The water is supposed to so cold that if you even dip a toe in, you freeze solid.  I think I used that line before.  I'm old.  Repetition happens.  Repeatedly.

The Lake Village area is kind of small, with one giant hotel, a general store, and a medical clinic (perfect for us old people in danger of having our feet chopped off).  And this.


It appears to be an abandoned gas station.


My car is getting outrageously good mileage at the high elevation, so there's no need to fuel up for the drive around the Figure 8.  All of the sights you want to see in Yellowstone, for the most part, are along two circular loops that touch, forming basically a Figure 8  Lake Village would be the southeast corner of the Figure 8.  So we head north to the Mud Volcano and the Grand Canyon of the Yellowstone.

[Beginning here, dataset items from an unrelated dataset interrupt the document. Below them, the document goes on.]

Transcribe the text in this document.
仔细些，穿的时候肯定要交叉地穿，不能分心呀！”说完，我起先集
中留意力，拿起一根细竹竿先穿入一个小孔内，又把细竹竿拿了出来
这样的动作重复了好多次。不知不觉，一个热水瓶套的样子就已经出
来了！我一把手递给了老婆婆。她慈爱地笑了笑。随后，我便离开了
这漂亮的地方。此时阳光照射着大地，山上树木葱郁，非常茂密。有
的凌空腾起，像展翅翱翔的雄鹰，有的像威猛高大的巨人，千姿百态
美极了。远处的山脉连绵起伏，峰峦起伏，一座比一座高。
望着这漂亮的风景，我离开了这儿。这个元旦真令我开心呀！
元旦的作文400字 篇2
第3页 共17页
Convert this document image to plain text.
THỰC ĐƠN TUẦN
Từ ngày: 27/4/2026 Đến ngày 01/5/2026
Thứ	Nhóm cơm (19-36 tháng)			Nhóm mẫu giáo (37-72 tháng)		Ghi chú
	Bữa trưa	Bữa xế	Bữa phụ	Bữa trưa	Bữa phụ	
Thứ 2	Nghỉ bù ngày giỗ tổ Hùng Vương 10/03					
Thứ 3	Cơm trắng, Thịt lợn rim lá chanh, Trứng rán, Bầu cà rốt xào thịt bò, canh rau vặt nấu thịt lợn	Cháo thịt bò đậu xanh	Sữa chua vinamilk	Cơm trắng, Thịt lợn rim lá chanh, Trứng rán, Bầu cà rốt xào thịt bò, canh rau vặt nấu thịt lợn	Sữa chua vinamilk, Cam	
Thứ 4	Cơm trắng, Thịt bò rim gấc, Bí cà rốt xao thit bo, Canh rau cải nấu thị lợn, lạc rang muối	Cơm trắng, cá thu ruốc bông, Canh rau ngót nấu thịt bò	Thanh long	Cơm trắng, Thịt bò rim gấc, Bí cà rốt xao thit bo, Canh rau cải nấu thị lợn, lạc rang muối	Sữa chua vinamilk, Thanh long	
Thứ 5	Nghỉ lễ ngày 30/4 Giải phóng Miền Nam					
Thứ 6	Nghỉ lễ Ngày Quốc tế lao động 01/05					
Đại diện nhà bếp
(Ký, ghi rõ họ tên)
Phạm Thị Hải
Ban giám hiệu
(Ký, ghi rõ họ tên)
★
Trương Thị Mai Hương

The problem is that you can't just drive from place to place.  You'll be toddling along and see something you didn't know was worth seeing and you immediately make a hard right turn into the parking area. 


First stop:  A brief walk through the trees and then to LeHardy's Rapids.


This is the Yellowstone River, having come from the lake and, at this point, heading north.


And here be rapids:


It's no Mud Volcano, I know, but it is beautiful.


I liked this place so much that, at the end of the day, when on the same segment of the Figure 8 heading south back to the Lake Yellowstone Hotel, I stopped again:


Even more spectacular with the evening light.  I saw a duck going through the rapids:


He's a tiny spec so you can't make him out.  But seeing him shoot through the rapids was hilarious fun.  Laugh out loud, as the kids would say.  I hope the duck enjoyed it.  I did.